MakerFaire K.C.: Hexy, The $200 Hexapod Project

I’ve always loved hexapods. Unfortunately, the cost to play with them can be rather daunting. Hexy is seeking to make a decent impact on that by being only $200. Yep, that $200 includes everything but the computer. You get the entire chassis, micro controller, servos, sensors, batteries, etc.

I ran into [Joe] from arcbotics showing off a hexy at the maker faire and had a few moments to check it out. He showed off some slick motion and explained some future upgrades. It looks like they are intending to go to metal gears in the commercial version which might push the cost to around $250. At this cost, this robot is comparable to the Lego NXT systems.

9 thoughts on “MakerFaire K.C.: Hexy, The $200 Hexapod Project

  1. Doable with lego? I am sure it is but not for $250.

    This is an awesome and affordable robot platform that I would love to own. My daughters would go nuts over it and hopefully learn a ton about robotics and programming.

  2. barely got funded. “$168,267 PLEDGED OF $13,000 GOAL” :)

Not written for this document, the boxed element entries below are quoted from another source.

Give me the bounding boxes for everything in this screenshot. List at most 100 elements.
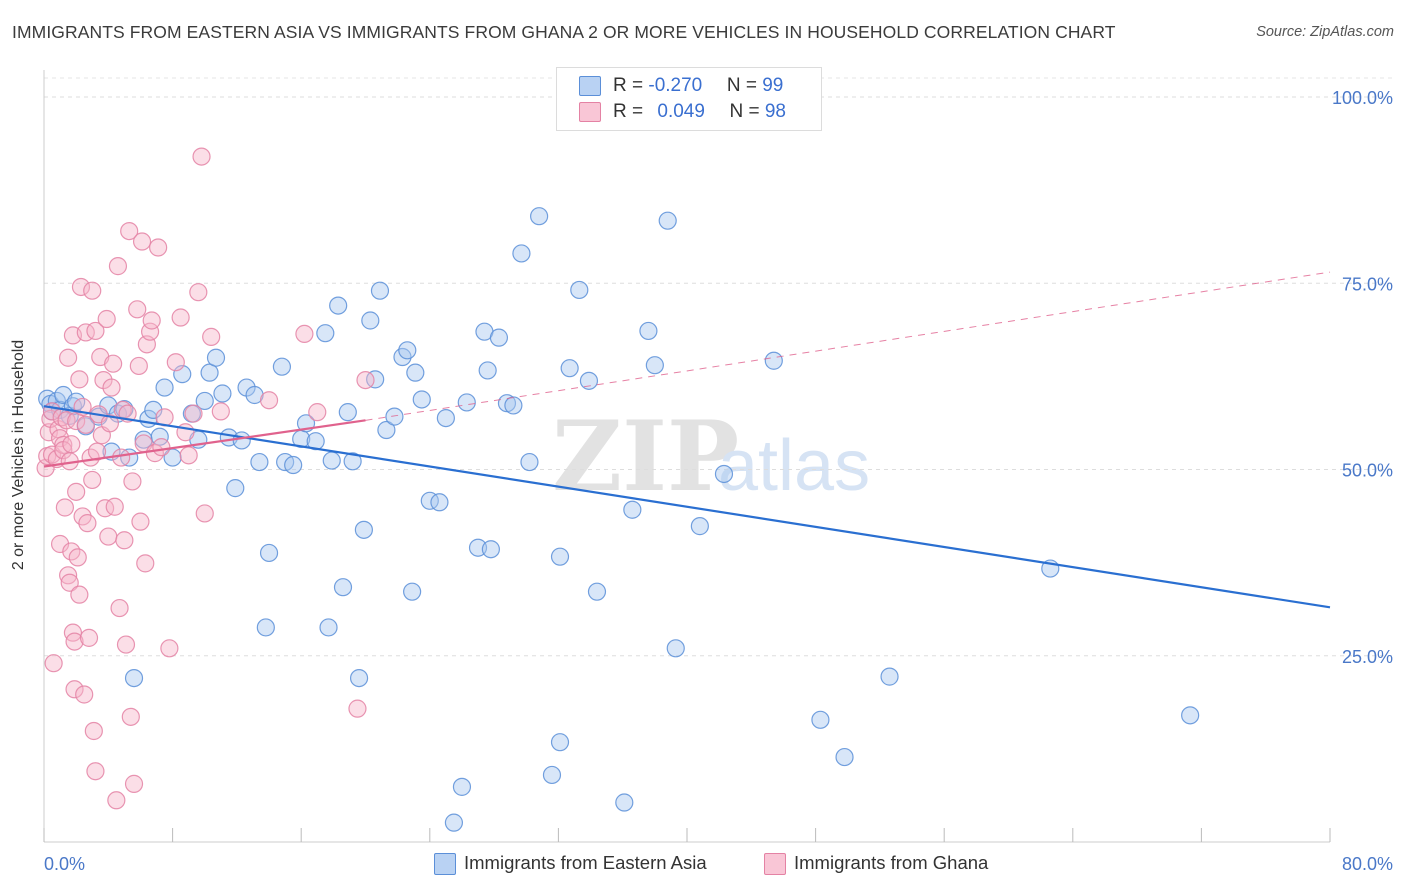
ghana-point	[62, 435, 81, 454]
y-tick-label: 50.0%	[1342, 461, 1393, 481]
watermark-zip: ZIP	[552, 400, 739, 513]
legend-swatch-eastern-asia	[434, 853, 456, 875]
ghana-point	[110, 598, 129, 618]
eastern-asia-point	[623, 500, 642, 519]
ghana-point	[65, 680, 84, 699]
ghana-point	[65, 632, 84, 651]
ghana-trend-extension	[365, 271, 1331, 421]
stats-swatch-ghana	[579, 102, 601, 122]
ghana-point	[112, 448, 131, 467]
eastern-asia-point	[322, 451, 341, 470]
ghana-point	[84, 721, 103, 741]
eastern-asia-point	[811, 710, 830, 729]
tick-labels: 25.0% 50.0% 75.0% 100.0% 0.0% 80.0%	[44, 88, 1393, 874]
eastern-asia-point	[124, 668, 144, 688]
eastern-asia-point	[319, 618, 338, 637]
watermark: ZIP atlas	[552, 400, 870, 513]
eastern-asia-point	[412, 390, 431, 409]
ghana-point	[124, 774, 144, 793]
ghana-point	[70, 585, 89, 604]
eastern-asia-point	[570, 280, 589, 300]
stats-n-label: N =	[729, 101, 765, 122]
ghana-point	[184, 404, 203, 423]
ghana-point	[71, 277, 91, 297]
ghana-point	[75, 685, 94, 704]
stats-n-label: N =	[726, 75, 763, 96]
chart-title: IMMIGRANTS FROM EASTERN ASIA VS IMMIGRAN…	[12, 22, 1116, 42]
eastern-asia-point	[560, 359, 579, 378]
legend-label: Immigrants from Ghana	[794, 852, 989, 873]
eastern-asia-point	[542, 765, 562, 785]
eastern-asia-point	[338, 403, 357, 422]
eastern-asia-point	[520, 452, 539, 472]
ghana-point	[149, 238, 168, 257]
eastern-asia-point	[639, 321, 658, 341]
eastern-asia-point	[714, 464, 734, 484]
eastern-asia-point	[385, 407, 404, 426]
ghana-point	[192, 147, 211, 166]
ghana-point	[108, 257, 128, 276]
eastern-asia-point	[504, 396, 523, 415]
eastern-asia-point	[259, 543, 279, 563]
trend-lines	[43, 271, 1331, 609]
ghana-point	[195, 504, 214, 523]
stats-n-value: 99	[762, 75, 784, 96]
ghana-point	[83, 470, 102, 490]
eastern-asia-point	[481, 540, 500, 559]
eastern-asia-point	[206, 348, 226, 367]
eastern-asia-point	[403, 582, 422, 601]
eastern-asia-point	[420, 491, 439, 510]
stats-swatch-eastern-asia	[579, 76, 601, 96]
eastern-asia-point	[354, 520, 373, 539]
ghana-point	[70, 370, 89, 389]
ghana-point	[211, 402, 230, 421]
stats-r-value: -0.270	[648, 75, 703, 96]
ghana-point	[123, 472, 142, 491]
legend-swatch-ghana	[764, 853, 786, 875]
eastern-asia-point	[478, 361, 497, 380]
eastern-asia-point	[366, 370, 385, 389]
ghana-point	[107, 791, 126, 810]
ghana-point	[59, 566, 78, 585]
eastern-asia-point	[452, 777, 472, 796]
x-tick-label: 0.0%	[44, 854, 85, 874]
eastern-asia-points	[38, 207, 1200, 832]
ghana-point	[59, 348, 78, 367]
ghana-point	[129, 356, 148, 376]
eastern-asia-point	[550, 733, 570, 752]
eastern-asia-point	[658, 211, 677, 230]
eastern-asia-point	[587, 582, 607, 601]
ghana-point	[116, 635, 136, 654]
eastern-asia-point	[764, 351, 783, 370]
y-tick-label: 100.0%	[1332, 88, 1393, 108]
eastern-asia-point	[512, 244, 531, 263]
ghana-point	[60, 573, 79, 592]
eastern-asia-point	[1181, 706, 1200, 725]
ghana-point	[152, 438, 171, 457]
eastern-asia-point	[457, 393, 476, 412]
ghana-point	[115, 531, 134, 550]
eastern-asia-point	[195, 391, 214, 411]
grid-lines	[44, 77, 1392, 657]
eastern-asia-point	[329, 296, 348, 315]
ghana-point	[44, 654, 63, 673]
eastern-asia-point	[272, 357, 292, 376]
eastern-asia-point	[155, 378, 174, 397]
ghana-point	[120, 222, 139, 241]
eastern-asia-point	[284, 455, 303, 475]
eastern-asia-point	[377, 420, 396, 440]
ghana-point	[142, 311, 161, 330]
ghana-point	[121, 707, 140, 726]
eastern-asia-point	[579, 371, 599, 390]
eastern-asia-point	[226, 479, 245, 498]
ghana-point	[95, 499, 115, 518]
eastern-asia-point	[666, 639, 685, 658]
ghana-point	[189, 283, 208, 302]
eastern-asia-point	[361, 311, 380, 330]
ghana-point	[179, 446, 198, 465]
ghana-point	[76, 323, 95, 342]
ghana-point	[356, 371, 375, 390]
ghana-point	[102, 378, 121, 397]
eastern-asia-point	[444, 813, 464, 832]
eastern-asia-point	[232, 431, 251, 450]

    my guess is that the servos are the most expensive part of the project. from what i can tell it has 18 servos (3 per leg * 6 legs).

      1. I’ve seen some HXT900 compatible servos on ebay for as low as $2.50 (shipping included) each. The gears are plastic and strip easily but they’re still very usable.

  3. The servos are HXT900’s which run about 2$ from hobbyking.

    To be fair, the HXT900 is a staple of RC and has proven itself to be comparable to 15$ name brand servos time and again.

  4. I wonder sometimes about the crowd-funded projects – being over-financed can kill a project way faster than having only nickles and dimes to work with.

    Having said that, does anybody have images of the giant hexapod robot from south of the border that used windshield motors instead of servos? That thing was huge, ominous and veeery slow.

    PS – re: overfunded projects

    I was at an odex demo a long time ago in a galaxy that was once better funded. I was rather aghast at the funding to performance ratio. In my mind, giant mechanical octopus androids should at least be able to chase their prey. This thing could not have kept up with an athletic banana slug.

    It took Odex 7 minutes to limber up and crawl through a doorway, and 15 minutes to climb in and out of a truck bed. It looked really cool, like a sci-fi rendition of a phage, but had all the performance of a giant oaken waterwheel circa 1540. And like all cool demos, short of finding a couple of surplus Stark fusion reactors, it would require a very long extension cable to travel anywhere.

    We wasted a lot of money re-learning the whole “never fight a land war in asia” lesson for the eleventy-fifth time in modern western culture. If we had channeled a few of those pallets of cash to robotics firms, we would probably have all sorts of interesting police robots roaming the streets by now.

    “You! Citizen, pick up that can!” – I can hardly wait!